When a Health Insurer Also Wants to Be a Hospice Company

Hospice, the business of caring for those who are nearing death, has become a booming multibillion-dollar industry that is attracting more and more for-profit companies, including one of the nation’s major insurers, Humana. Humana plans to buy two hospice chains that together would create the industry’s biggest operator with hundreds of locations in dozens of states. The Medicare Payment Advisory Commission, which does research for Congress, estimates that for-profit companies running hospices, which make up about two-thirds of the industry, had an overall profit margin of 16 percent, compared to about break-even for nonprofits.

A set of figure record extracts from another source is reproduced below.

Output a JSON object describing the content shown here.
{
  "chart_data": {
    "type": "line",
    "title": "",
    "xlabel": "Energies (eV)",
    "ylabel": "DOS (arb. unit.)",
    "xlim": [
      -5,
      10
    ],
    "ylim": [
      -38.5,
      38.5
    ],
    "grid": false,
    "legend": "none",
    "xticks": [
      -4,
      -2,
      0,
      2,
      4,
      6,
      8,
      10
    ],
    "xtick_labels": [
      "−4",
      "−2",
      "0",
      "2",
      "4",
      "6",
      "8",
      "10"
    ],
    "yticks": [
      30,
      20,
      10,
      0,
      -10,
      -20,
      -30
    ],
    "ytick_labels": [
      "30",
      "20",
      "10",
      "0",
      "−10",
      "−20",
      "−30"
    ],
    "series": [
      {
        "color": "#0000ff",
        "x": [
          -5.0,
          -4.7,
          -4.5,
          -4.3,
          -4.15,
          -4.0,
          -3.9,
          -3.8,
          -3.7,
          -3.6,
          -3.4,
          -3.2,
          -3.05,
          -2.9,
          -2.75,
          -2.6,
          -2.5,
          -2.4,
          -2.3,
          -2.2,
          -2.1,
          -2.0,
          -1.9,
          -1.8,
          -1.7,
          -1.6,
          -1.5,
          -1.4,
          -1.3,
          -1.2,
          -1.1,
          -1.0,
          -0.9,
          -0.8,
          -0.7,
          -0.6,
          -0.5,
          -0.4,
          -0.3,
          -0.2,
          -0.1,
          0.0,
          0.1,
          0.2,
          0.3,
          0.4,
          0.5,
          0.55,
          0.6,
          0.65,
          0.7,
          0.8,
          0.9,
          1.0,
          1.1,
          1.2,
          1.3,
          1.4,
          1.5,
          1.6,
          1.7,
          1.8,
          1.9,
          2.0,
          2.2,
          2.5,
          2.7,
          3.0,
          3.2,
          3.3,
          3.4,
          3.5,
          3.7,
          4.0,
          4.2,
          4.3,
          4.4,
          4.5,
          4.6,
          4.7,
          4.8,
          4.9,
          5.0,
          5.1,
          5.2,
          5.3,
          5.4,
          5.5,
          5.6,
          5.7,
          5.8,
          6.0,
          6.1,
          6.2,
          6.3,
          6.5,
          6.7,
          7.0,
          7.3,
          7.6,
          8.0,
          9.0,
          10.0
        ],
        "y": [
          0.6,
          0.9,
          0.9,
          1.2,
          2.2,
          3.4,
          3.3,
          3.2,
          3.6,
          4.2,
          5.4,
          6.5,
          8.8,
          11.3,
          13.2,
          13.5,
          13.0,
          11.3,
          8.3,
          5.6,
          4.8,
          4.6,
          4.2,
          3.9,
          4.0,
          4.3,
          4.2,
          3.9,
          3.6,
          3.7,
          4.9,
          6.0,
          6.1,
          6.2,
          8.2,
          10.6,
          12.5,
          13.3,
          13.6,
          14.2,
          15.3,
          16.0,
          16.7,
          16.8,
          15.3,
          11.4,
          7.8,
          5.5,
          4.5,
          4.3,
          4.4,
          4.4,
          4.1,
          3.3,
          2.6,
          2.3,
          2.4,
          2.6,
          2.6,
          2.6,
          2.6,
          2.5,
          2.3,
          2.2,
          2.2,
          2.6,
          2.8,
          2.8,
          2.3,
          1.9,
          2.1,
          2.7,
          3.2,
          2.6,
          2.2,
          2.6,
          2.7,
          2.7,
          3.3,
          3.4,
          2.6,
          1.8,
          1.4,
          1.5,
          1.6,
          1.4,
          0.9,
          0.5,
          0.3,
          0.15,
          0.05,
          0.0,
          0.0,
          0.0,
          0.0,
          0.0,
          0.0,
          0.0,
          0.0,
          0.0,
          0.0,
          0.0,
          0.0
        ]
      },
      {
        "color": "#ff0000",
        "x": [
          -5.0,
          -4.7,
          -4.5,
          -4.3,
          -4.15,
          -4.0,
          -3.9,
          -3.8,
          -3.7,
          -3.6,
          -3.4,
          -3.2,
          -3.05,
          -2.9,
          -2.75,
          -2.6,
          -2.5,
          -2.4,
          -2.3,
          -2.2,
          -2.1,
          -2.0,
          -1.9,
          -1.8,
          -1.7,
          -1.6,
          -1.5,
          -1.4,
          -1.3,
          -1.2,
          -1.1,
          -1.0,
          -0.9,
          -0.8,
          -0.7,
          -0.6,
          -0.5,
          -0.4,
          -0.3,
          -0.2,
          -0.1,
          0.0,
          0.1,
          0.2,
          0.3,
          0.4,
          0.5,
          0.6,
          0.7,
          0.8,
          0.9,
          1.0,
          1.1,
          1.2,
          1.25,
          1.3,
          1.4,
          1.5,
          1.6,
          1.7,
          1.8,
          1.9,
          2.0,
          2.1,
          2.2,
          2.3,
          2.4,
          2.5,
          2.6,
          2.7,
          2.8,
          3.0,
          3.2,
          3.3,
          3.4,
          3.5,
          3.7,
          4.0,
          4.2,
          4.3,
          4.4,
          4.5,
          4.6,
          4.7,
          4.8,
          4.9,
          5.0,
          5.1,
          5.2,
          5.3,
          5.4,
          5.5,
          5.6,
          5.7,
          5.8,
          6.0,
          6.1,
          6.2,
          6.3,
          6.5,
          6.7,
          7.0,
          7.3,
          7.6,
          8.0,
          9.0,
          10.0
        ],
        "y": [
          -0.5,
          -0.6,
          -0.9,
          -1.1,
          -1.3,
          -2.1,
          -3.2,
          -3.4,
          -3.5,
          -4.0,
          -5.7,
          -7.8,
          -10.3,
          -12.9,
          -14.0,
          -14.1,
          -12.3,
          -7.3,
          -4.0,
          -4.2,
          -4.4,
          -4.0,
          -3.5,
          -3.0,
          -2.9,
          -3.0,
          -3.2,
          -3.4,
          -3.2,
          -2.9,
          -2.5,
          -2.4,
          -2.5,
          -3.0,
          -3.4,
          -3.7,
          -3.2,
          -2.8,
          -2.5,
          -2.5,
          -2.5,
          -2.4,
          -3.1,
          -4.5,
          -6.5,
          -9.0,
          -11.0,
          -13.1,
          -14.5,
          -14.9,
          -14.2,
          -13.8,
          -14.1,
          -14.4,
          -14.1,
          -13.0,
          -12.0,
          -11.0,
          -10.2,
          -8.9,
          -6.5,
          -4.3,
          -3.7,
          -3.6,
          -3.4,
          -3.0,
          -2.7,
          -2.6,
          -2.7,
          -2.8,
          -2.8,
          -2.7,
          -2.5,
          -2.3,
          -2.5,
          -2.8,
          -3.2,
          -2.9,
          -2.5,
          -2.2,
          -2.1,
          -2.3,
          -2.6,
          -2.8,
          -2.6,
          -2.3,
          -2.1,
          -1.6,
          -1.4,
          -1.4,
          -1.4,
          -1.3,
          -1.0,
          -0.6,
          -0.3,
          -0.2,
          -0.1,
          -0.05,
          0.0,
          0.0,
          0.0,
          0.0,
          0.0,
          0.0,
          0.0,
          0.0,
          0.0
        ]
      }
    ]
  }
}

Amazon, Berkshire Hathaway and JPMorgan Name C.E.O. for Health Initiative

Amazon, Berkshire Hathaway and JPMorgan Chase, the powerful triumvirate that announced its hope to overhaul the health care of its employees and set an example for the nation, said that it had picked one of the country’s most famous doctors to lead the new operation: Dr. Atul Gawande. Dr. Atul Gawande, a Harvard surgeon and staff writer for The New Yorker magazine, will become chief executive of the new company. He said he was not stepping down from his current medical and other duties to take the job.

Disability Applications Plunge as the Economy Strengthens

The number of Americans seeking Social Security disability benefits is plunging, a startling reversal of a decades-old trend that threatened the program’s solvency. It is the latest evidence of a stronger economy pulling people back into the job market or preventing workers from being sidelined in the first place. In addition to stronger economic growth, the drop reflects newly tightened standards for eligibility and the increasing number of baby boomers who are leaving the program because they have become eligible for Social Security retirement benefits and Medicare.

Gilead’s Kite Taps Eisai Cancer Vet Amoroso to Lead the Charge for CAR-T Sales

Just one month after naming a new head of corporate development, Gilead is strengthening its top management team again—this time plucking an oncology vet to head up its entrance into the burgeoning market for CAR-T cancer treatments. Gilead unit Kite, which won FDA approval for the CAR-T drug Yescarta last year, has hired Michael Amoroso as SVP and head of worldwide commercial efforts in cell therapy. Amoroso’s previous experience as SVP of Eisai’s oncology business group in the U.S. will help as Gilead seeks to build on its existing portfolio, expand its commercial presence in cell therapy in the U.S. and around the world, and advance new products to market.

Success of Blood Test for Autism Affirmed

One year after researchers published their work on a physiological test for autism, a follow-up study confirms its exceptional success in assessing whether a child is on the autism spectrum. A physiological test that supports a clinician’s diagnostic process has the potential to lower the age at which children are diagnosed, leading to earlier treatment. Results of the study, which uses an algorithm to predict if a child has autism spectrum disorder (ASD) based on metabolites in a blood sample, published online today, appear in the June edition of Bioengineering & Translational Medicine.